The current election rules have been blamed for fragmentation in parliament and government instability. Both Renzi and Five Star have said they want a rewrite that gives the biggest parties a chance to take a majority of the seats in the legislature even if they don’t capture 50 percent of the vote in an election.

Differences include Renzi’s push for runoff ballots and Five Star’s insistence that voters be given the opportunity to choose a specific candidate on a party list. Di Maio said he will take Renzi’s best offer and propose it to Five Star members in an Internet referendum.

“Then we’ll have a clear idea about what we can or cannot compromise on,” he said.

Grillo’s Child

Five Star’s transformation illustrates the challenges in store for Europe’s protest parties once the exhilaration of a first ballot-box victory wears off.
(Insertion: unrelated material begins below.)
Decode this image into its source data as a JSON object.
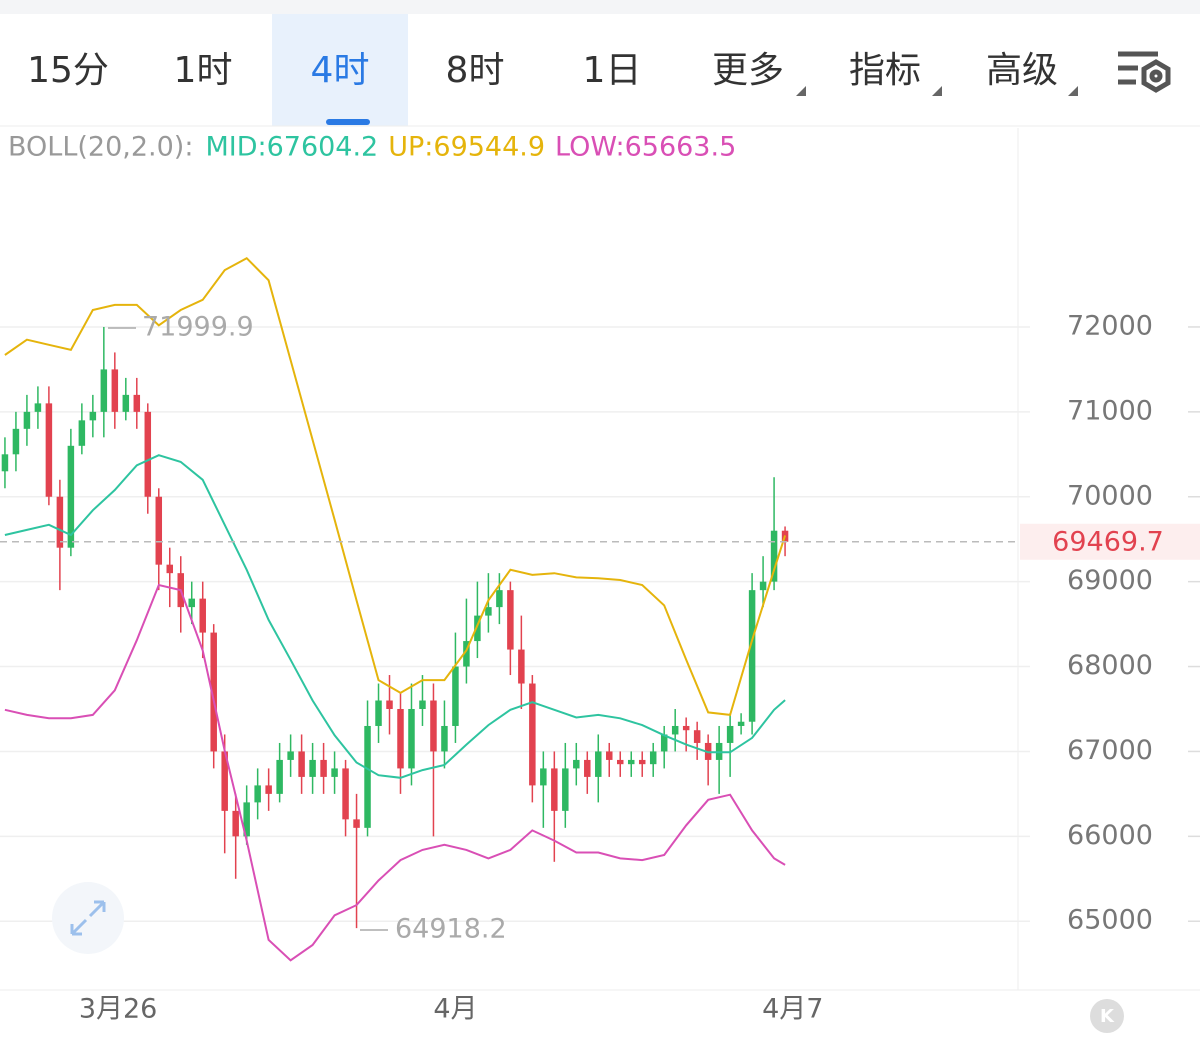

Five Star, founded by comedian Beppe Grillo to denounce corruption and sweep established politicians out of office, dubbed itself the “French Revolution without the guillotine” shortly after its initial success.

Grillo won a quarter of the vote in the February 2013 election by tapping into voter frustration over recession and European Union rules. In last month’s EU election, that formula was replicated with success for anti-establishment groups in other countries across Europe, while in Italy, support for Five Star dropped by four percentage points.

Di Maio blamed himself and his colleagues, saying the party must be “less sensationalist” and do more to contribute to legislation. Grillo, 65, never joined parliament and continues to lead the party from outside Rome while he continues his satirical performances in theaters.

“Beppe Grillo got 25 percent by himself,” Di Maio said of the 2013 election. “This time we got 21 percent, what changed? We were around. We’re the ones, those who got elected last year, who have to do the self-criticism.”